In order to consistently produce sharp looking silver particles, the routine in our lab now is to use fresh-made 0.2% osmium tetroxide in 0.1 M phosphate buffer at pH 7.4 for 30 min on ice. Because osmium tetroxide is volatile, a 0.2% solution made ahead of time may become less in concentration with time. The consequence of which would be poorly preserved membranes.
One cautionary note is that on rare occasions, the osmium treatment step may bleach the silver enhancement product, resulting in samples with no silver particles at all in the final thin sections. The fact that such samples had absolutely no silver particles anywhere raised concerns because even the control samples where primary antibody was omitted should still have some background particles. Thus, some chemical reactions must have bleached all signals between the steps of silver enhancement and the rest of the processing procedures. We now closely monitor the yellowish/brownish color of silver-enhanced samples by eye while adding the osmium tetroxide solution. We have found that if “bleaching” is to occur, the color would disappear within the first minute. It is not worth proceeding with the “bleached” samples because no signals will be preserved if bleaching occurred at this step. Also, to guard against the possibility that the silver enhancement reagents may contribute to this “bleaching” phenomenon, the repeat experiment would be silver enhanced with a different batch of the HQ kit.

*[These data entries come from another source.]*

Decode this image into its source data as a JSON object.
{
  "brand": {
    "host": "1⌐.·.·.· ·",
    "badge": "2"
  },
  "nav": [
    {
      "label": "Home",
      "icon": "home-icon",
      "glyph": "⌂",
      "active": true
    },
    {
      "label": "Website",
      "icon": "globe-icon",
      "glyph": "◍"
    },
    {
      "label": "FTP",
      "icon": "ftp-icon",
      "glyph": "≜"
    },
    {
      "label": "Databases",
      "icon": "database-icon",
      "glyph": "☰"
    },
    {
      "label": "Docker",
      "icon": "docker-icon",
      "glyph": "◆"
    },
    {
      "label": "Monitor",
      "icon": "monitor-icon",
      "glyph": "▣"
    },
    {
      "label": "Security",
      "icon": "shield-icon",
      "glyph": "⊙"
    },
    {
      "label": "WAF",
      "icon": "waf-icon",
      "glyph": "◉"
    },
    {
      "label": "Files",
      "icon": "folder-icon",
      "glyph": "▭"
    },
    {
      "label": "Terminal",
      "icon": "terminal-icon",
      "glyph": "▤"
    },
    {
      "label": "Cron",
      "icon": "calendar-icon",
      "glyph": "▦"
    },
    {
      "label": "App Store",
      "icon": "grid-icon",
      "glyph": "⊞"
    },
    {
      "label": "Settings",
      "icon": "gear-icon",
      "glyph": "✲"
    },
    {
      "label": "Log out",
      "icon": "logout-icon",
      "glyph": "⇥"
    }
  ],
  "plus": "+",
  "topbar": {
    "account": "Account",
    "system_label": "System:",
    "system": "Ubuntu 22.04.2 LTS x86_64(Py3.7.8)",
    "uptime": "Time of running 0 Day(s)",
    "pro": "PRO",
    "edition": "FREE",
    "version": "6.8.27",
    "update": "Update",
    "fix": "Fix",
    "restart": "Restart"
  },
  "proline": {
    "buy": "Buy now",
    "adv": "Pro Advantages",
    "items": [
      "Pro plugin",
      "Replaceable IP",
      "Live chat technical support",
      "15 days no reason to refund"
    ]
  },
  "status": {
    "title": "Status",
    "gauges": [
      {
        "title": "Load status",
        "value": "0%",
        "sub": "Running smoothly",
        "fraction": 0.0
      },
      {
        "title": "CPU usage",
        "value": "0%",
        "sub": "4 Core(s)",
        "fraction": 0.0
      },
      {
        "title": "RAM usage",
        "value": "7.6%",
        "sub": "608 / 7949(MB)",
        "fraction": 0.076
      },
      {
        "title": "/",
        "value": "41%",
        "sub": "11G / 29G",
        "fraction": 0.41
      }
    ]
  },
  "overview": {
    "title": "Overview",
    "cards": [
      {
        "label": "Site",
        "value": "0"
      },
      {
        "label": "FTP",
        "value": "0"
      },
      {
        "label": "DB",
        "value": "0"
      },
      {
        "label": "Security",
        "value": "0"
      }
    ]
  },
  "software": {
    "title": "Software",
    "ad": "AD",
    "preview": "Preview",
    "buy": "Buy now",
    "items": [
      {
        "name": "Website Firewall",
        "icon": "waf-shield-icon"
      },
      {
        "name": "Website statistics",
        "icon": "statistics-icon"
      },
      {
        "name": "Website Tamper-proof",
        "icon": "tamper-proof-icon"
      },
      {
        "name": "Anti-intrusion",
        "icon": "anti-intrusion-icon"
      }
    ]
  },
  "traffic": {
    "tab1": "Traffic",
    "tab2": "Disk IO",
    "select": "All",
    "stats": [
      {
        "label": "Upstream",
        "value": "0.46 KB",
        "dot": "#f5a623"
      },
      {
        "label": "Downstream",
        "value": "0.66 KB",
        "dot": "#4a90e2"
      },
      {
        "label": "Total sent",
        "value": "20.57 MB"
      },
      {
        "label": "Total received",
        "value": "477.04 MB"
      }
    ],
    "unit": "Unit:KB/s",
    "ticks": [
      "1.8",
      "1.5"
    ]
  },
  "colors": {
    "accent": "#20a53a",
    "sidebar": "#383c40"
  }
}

Caveats on uranyl acetate (UA) en bloc staining
To increase contrast, tissues are often en bloc stained with UA following osmium treatment and prior to dehydration. This UA en bloc staining was carried out at cold temperature (4 °C) under light-tight conditions either wrapped in foil or kept in the refrigerator. Although this step is not necessary, we found the increased contrast in immunogold-labeled samples, which were typically weakly fixed with lesser structural preservation, worthy of this additional step.
Our routine was to make a stock 0.2 N acetate buffer at pH 5.0, then make the final solution of 1% UA in 0.1 N buffer, the pH of which became 5.3. An attempt to readjust the pH to 5.0 of the UA solution resulted in damaging the appearance of silver particles (small arrows in Fig. 7d). The particles became light grey, and appear to be on the verge of vanishing. Thus, the UA en bloc staining may also contribute to the disappearing of the silver particles. Adjusting the pH to 6.0 protects the integrity of the silver particles (Fig. 7b), but the contrast of the sample became so low that there is no longer any benefit of this UA en bloc staining step.
Because “greyish” silver particles were still occasionally seen in samples treated with 1% UA in 0.1 N acetate buffer at pH 5.3, we tried lowering the concentration and treatment time of the UA solution. In one parallel experiment, samples labeled with SynGAP  and treated with 0.25% UA for overnight had a higher contrast and better preservation of the membranes (Additional file 8a) than samples treated for 1 h (Additional file 8b). However, the overnight-treated samples appeared to have a lower labeling efficiency. We suspected that some of the silver-enhanced particles disappeared during the overnight treatment. Thus, our routine treatment now is to en bloc stain with 0.25% UA for 1 h at 4 °C.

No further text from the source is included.